From the experimental data, we found out that the growth of relative retrograde rotation speed is caused by rare stochastic events like cessation and reversal of the circulation plane that are neglected by existing theories. During these rare events, the circulation plane rotates much faster than usual.

To quantitatively check how much the rare events contribute to the abnormal growth, we started from the idea of an early model and a revised theory based on it, where the system is described by two Langevin equations with additive white noise that captures the dynamics of the azimuthal angular motion and the strength of the circulation plane.

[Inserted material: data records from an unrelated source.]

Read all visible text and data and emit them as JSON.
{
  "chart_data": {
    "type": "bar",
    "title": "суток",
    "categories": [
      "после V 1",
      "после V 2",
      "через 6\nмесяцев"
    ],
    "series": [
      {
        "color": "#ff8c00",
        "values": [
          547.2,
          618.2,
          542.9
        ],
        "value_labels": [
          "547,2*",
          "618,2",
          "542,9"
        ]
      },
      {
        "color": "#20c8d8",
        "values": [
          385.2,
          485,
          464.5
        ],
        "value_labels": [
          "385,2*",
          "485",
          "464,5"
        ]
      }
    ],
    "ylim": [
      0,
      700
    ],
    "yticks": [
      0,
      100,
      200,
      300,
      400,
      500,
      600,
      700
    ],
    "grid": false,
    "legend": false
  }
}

By decoupling the linear rotating component, we were able to reduce the model to an Ornstein-Uhlenbeck process-like form and further estimate theoretical values of frequencies of rare events and average azimuthal displacement per event at different Rossby number region. Based on these values, we calculated theoretically how much the rare events contribute to total relative rotation speed, which agrees very well with experimental values. Thus, our conjecture was confirmed, and the abnormal increase of rotation speed was explained -- the behavior of the large-scale circulation during those stochastic rare events are indeed the major cause of the unexpected growth in retrograde relative plain rotation speed.

We also estimated correction to previous models from Reynolds stress by fitting the probability distribution functions of plane rotation speed and circulation strength.

I did part of the theory and most of the data analysis for this project.